By Tova Fruchtman

It’s not your typical 9-to-5 job.

Instead, most personal chefs hit the grocery stores just after they open, around 7 a.m., buying all of the ingredients needed to prepare at least a week’s worth of meals.

Then they head over to their clients’ homes and start unloading pots and pans, knives and spoons, bowls and spices and anything else they may need to prepare the meals and clean up the mess afterwards.

Usually, no one is home by the time they arrive, and so they get to work: chopping, dicing, grilling, boiling and packing each meal into containers, complete with heating instructions.

Then they load up all of their equipment and leave the kitchen just as they found it — except for the refrigerator and freezer that are now filled with ready-to-eat gourmet meals.

Buckhead resident Bob Brinson of Gourmet Innovations (www.gourmetinnovationsinc.com) and Vinings resident Wendy Sanders of The Foodie’s Chef (www.thefoodieschef.com) both left jobs in the corporate world to become personal chefs and prepare meals for metro-Atlanta families who don’t have time to cook for themselves.

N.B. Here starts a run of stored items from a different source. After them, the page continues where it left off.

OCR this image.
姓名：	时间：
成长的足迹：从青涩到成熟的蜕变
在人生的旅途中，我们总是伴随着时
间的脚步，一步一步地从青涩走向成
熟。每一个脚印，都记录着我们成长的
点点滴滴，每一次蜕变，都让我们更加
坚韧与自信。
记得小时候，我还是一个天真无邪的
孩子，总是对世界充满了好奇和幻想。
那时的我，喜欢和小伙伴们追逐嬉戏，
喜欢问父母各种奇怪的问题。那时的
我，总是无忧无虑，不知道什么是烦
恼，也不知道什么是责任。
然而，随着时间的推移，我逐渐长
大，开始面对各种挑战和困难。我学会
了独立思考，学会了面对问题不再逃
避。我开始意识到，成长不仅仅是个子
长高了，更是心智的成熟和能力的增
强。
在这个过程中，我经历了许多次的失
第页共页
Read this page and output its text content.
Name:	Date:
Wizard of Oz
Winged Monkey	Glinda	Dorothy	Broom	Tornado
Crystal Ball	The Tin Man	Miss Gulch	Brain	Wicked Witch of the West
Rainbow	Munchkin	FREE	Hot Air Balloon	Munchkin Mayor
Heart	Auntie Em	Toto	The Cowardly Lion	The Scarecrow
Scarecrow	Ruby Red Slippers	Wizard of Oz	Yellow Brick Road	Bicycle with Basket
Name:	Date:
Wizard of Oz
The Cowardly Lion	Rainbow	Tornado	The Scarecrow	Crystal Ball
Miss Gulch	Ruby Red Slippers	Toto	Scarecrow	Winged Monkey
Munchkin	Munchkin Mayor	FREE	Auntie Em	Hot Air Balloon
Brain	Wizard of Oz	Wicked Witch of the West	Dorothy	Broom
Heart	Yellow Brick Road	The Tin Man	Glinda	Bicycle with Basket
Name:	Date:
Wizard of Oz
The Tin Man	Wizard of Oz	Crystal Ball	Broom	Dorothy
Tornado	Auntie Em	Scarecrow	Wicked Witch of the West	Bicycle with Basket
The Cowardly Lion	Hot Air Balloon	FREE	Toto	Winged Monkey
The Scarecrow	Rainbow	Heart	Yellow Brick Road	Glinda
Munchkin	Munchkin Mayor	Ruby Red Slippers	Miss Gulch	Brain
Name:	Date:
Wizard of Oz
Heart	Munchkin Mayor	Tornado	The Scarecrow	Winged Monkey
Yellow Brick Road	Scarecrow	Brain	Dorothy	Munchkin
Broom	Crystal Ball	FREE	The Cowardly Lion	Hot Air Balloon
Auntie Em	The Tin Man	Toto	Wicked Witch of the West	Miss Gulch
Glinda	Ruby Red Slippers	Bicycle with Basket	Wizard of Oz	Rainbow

“I really like the fact that I get to help my clients do other things that they would rather be doing than worrying about what they are having for dinner,” Brinson said.

Brinson and Sanders are part of a growing industry, started by the San Diego husband and wife team David MacKay and Susan-Titcomb-MacCay. They started their own personal chef business in 1987 and by 1992 had introduced the United States Personal Chef Association; the first and only trade association for the personal chefs. In 1996 USPCA started an educational division to officially certify personal chefs.

Now there are more than 5,000 USPCA trained personal chefs in the United States and Canada, according to the USPCA website (www.uspca.com).

With around 60 personal chefs in the USPCA chapter in Atlanta, the industry is growing here as well.

Sanders and Brinson both joined the USPCA when they were looking into moving into the career. Brinson has been a personal chef for two years and Sanders for one.

“Just recently I was visiting a client for the first time, and I left her house thinking to myself, ‘I really love my job,” Sanders said. “I love going to meet new people and then cooking for them and making a difference in their lives.”

And clients say it does make a difference.

Sandy Springs resident Kathy Betty has used Brinson’s service for nearly a year.

She and her husband both worked full time, and were looking for an option to eat more healthy meals.

While Betty cooked, she wasn’t sure about how to cook healthy food. So she went online in search of personal chef and interviewed a few.

After meeting Brinson, Betty said she appreciated his flexibility and willingness to meet her needs and she hired him to cook her family seven dinner entrées and seven lunches each week.

“Every night we would sit down and say, ‘Is this not wonderful to eat good healthy food made with fresh ingredients and not have to cook?,’” she said.

She’s also hired Brinson to cook for special occasions, as have many of his other clients. Sometimes he said, the meals are laid back and casual Italian dinners, like one he recently prepared for Betty, and other times he’ll make a fancy meal like the five-course dinner he prepared for a couple this past Valentine’s Day.

Other personal chefs also offer meals in evenings or for special occasions. Sanders said she will be teaching guests at a bridal shower how to cook four appetizers, putting a different twist on her job.

But for the most part, being a personal chef is about cooking meals that can be frozen for up to a month and eaten at a client’s convenience.

People who use personal chefs also have the convenience of designing their own menus to fit their personal needs.

For example, Brinson has one client who has a variety of allergies, others who are vegetarians and others who keep kosher. For each of these clients he has had to adapt the menus to fit their needs.

Before Brinson or Sanders begin cooking for a client they sit down for a consultation and have the client fill out at food questionnaire.

Then they design a menu and send it to their clients to approve before cooking.

“I cook according to what they want and what they request,” Brinson said.

Pricing is determined by each individual chef and usually ranges between $300 and $500 for five entrées and side dishes for four adults (20 meals total).

But for many, who are sick of dining out, ordering in or eating sodium- and preservative-filled frozen meals, a personal chef is worth the money.

“Food is a very personal thing,” Sanders said. “And it really is about what you like to eat.”